A common problem for surgical pathologists is differentiation of SCC or other small blue cell tumors from malignant lymphoma because of overlapping cytomorphologic features. In our series, standard FCM graphic display of CD45 plotted against CD56 typically demonstrated the population of interest to be clearly separate from lymphoid and other hematopoietic cells (Figure, A), thereby providing a distinction from most lymphomas, as well as suggesting a neoplasm of neuroendocrine derivation.

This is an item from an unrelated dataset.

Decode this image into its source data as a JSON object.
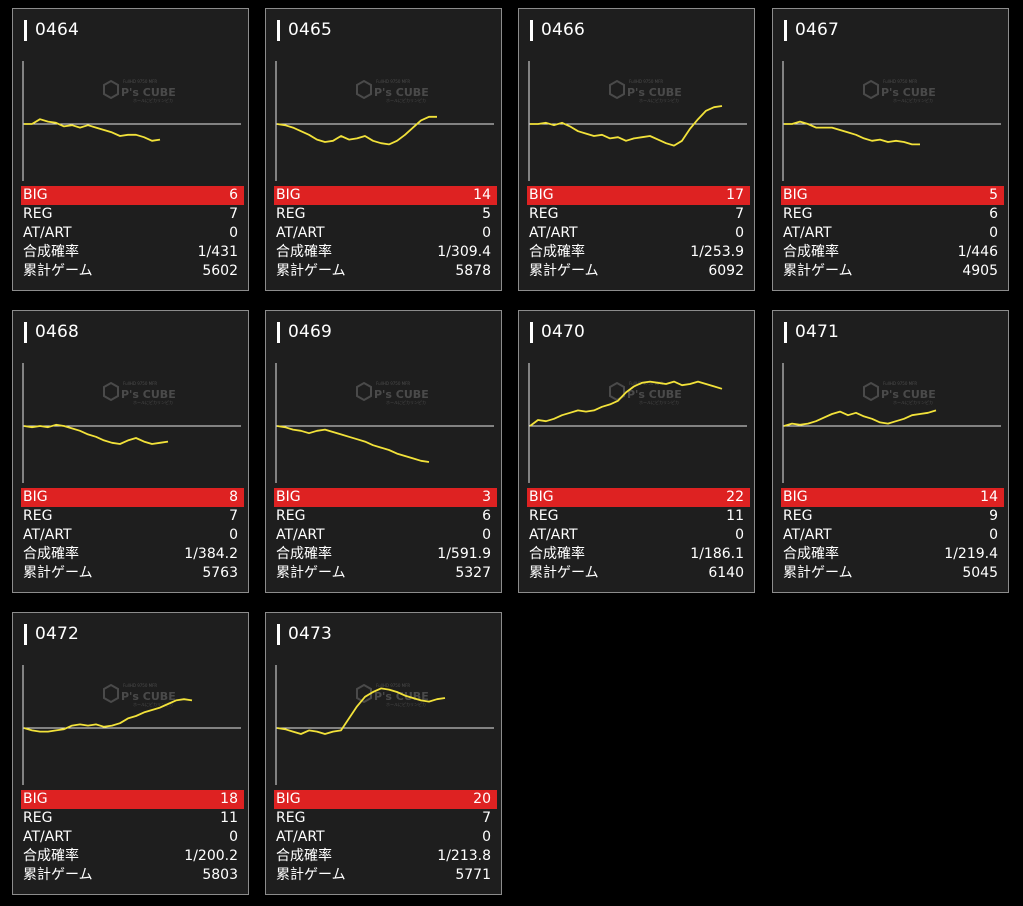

The only medical literature we could find that alluded to FCM phenotyping in the diagnosis of SCC was a recent abstract by investigators at the University of Washington.7 Eleven of 16 cases of small blue round cell tumors exhibiting strong expression of CD56 and negativity for CD45 by FCM were diagnosed as SCC, including 1 case with very low-level bone marrow involvement.

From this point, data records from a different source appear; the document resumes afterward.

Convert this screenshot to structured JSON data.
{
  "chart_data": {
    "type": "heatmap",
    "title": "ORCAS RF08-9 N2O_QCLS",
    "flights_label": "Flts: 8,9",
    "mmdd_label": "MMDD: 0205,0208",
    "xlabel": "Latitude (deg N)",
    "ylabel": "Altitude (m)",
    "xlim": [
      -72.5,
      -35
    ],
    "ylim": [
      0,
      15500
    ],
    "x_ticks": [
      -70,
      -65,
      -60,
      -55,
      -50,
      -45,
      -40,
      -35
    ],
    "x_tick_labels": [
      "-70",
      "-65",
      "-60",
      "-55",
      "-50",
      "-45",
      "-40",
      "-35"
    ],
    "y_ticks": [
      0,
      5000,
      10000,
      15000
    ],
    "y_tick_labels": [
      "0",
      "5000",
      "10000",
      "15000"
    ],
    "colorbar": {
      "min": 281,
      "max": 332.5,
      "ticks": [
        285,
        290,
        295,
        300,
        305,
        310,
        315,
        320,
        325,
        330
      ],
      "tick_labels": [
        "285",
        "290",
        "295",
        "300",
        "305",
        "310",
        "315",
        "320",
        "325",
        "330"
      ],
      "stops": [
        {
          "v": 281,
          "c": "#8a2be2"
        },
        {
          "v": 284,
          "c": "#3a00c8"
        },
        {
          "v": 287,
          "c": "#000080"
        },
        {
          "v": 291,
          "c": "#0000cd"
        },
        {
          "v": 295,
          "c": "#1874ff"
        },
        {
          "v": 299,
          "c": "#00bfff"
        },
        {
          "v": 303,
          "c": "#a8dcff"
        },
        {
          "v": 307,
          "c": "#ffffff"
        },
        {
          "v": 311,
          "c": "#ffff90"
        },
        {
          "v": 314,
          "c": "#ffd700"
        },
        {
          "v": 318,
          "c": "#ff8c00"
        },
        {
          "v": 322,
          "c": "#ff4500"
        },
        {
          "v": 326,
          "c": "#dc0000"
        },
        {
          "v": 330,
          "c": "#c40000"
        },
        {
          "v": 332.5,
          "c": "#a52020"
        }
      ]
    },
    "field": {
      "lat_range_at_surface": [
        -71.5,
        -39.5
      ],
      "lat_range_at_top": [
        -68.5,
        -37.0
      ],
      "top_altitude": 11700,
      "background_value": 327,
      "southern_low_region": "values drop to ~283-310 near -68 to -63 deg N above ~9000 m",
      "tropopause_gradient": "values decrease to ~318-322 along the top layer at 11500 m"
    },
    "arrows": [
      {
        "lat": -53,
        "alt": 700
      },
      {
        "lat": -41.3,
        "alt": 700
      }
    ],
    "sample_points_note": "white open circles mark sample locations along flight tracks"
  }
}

We emphasize that our series was selected based on the CD56⁺CD45⁻ phenotype, together with morphologic features consistent with SCC. We did not attempt to assess the sensitivity or specificity of this phenotype. CD56 is not unique to neural/neuroendocrine tumors and can be expressed, to some extent, by a wide variety of malignancies, including cancer of the gallbladder,9 malignant mesothelioma,10 and non–small cell cancer of the lung.11 In a study of 889 cases of non–small cell lung cancer, 86 (15%) of 575 cases of squamous cell carcinoma and 30 (11%) of 262 cases of adenocarcinoma demonstrated IHC positivity for neural cell adhesion molecule,11 findings which underscore the importance of careful correlation of cytomorphology with immunophenotypic findings. Plasma cell neoplasms are often CD56⁺ and CD45⁻, but they usually express CD38, unlike SCC, and their morphologic differentiation from SCC is generally straightforward. In rare cases of pleural effusion, a cell population with the immunophenotypic profile of SCC has been noted, but only benign mesothelial cells were seen on the cytospin preparation (J.W., unpublished data, April 2002).

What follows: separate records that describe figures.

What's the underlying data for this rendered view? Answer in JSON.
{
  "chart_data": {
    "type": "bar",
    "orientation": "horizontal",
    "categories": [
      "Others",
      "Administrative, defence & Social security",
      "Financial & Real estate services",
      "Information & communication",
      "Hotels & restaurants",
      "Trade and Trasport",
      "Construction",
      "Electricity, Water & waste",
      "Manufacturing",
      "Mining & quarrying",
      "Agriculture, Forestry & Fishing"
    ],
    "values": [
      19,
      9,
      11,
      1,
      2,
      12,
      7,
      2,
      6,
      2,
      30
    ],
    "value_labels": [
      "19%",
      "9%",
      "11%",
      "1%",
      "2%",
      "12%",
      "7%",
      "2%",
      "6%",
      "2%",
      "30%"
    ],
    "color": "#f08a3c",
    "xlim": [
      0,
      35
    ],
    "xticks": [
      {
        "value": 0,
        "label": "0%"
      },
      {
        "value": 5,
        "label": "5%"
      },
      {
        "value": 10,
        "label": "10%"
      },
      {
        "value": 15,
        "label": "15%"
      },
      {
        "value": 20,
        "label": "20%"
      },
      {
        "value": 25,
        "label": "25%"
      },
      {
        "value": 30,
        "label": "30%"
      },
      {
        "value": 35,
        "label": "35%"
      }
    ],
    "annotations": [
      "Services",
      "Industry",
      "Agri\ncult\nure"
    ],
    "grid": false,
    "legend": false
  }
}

The present study is retrospective and reflects an element of case bias. Material was submitted for FCM because lymphoma was suspected in many instances. Twenty of 27 specimens were lymph nodes, either mediastinal or extrathoracic. It is unclear whether the same results would have been obtained from an unselected series of patients with SCC undergoing fine-needle aspiration of lesions from a wider variety of sites. Despite these limitations, our results appear to indicate that the combination of the CD56⁺CD45⁻ phenotype, as determined by FCM, and typical small cell neuroendocrine-type morphology, in the proper clinical setting, is highly suggestive of SCC. Immunophenotyping by routine 3- or 4-color FCM is relatively simple, rapid, and efficient and provides information that can be useful clinically. Confirmatory studies on larger numbers of patients will be necessary to define the possible role of FCM in the approach to the diagnosis of SCC.